The US Federal Aviation Administration is drawing up guidelines, which will clarify the rules governing the assembly and approval of kit-built aircraft. The move follows concern that amateur-built rules were being circumvented by some "builder-assist" shops set up to help kit buyers complete their aircraft.

The FAA emphasises that it is happy with the amateur-built programme, which requires buyers to perform the "major portion" (usually interpreted as 51%) of the work required to complete the aircraft to qualify for experimental-category approval. Proof is required, in the form of a logbook, with photographs, detailing the assembly process.

The entry into the market of more-sophisticated kitplanes, which appeal to a broader audience but are beyond the capabilities of many first-time builders, has led to the emergence of builder-assist shops. The FAA says that most of these legitimately provide hangar space, tooling and tuition to kit builders, but some have been completing the aircraft.
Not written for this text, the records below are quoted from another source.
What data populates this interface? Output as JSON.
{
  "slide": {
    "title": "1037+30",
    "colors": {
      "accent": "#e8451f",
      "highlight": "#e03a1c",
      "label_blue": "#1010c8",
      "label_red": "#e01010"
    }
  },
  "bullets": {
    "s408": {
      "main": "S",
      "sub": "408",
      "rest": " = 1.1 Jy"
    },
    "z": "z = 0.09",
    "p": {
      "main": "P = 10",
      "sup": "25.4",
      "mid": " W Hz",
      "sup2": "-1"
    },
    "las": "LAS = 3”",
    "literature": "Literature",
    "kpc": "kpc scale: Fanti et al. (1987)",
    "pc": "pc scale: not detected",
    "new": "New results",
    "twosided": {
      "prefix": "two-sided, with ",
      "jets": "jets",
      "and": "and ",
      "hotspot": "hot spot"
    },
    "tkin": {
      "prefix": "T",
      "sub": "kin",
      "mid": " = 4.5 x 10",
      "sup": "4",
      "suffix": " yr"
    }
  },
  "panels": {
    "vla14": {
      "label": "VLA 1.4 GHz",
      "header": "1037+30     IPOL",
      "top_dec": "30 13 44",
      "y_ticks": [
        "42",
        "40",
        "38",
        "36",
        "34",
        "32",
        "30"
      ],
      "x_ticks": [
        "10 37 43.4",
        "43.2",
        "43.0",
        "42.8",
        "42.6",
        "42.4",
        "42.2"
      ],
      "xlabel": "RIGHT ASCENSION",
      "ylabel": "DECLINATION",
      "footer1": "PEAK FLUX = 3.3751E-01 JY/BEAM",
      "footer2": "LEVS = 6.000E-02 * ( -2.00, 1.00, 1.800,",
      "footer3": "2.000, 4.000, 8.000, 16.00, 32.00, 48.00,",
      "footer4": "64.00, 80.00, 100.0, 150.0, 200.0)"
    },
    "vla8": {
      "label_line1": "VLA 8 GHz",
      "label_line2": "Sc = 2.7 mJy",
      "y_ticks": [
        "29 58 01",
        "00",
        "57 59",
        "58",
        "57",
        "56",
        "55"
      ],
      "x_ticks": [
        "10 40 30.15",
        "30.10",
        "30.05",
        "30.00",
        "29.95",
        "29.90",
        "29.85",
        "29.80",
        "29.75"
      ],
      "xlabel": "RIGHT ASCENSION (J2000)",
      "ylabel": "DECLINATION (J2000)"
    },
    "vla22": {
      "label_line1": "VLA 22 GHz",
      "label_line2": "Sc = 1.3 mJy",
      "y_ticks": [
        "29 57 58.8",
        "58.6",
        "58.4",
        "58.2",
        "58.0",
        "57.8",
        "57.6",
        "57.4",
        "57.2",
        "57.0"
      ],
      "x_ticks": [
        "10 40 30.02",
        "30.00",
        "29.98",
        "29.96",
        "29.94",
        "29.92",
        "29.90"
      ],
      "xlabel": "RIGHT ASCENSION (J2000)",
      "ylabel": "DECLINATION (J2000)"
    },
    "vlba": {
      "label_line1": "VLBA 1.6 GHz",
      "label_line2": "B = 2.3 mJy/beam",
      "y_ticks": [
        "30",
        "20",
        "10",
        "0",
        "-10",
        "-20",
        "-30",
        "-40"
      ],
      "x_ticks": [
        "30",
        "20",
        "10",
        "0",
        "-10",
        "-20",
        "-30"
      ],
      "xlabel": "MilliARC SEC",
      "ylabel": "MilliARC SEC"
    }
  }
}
Mike Gallagher, manager of the FAA's production and airworthiness division, says that the agency wants to prevent kit buyers being misled into believing that they can gain FAA approval for an aircraft which has been completed professionally. The FAA also wants to stamp out the practice of applicants seeking amateur-built approval with faked logbooks.

Guidelines to be available early in 1995 will provide FAA regional offices responsible for approving amateur-built aircraft with clearer guidance, Gallagher says.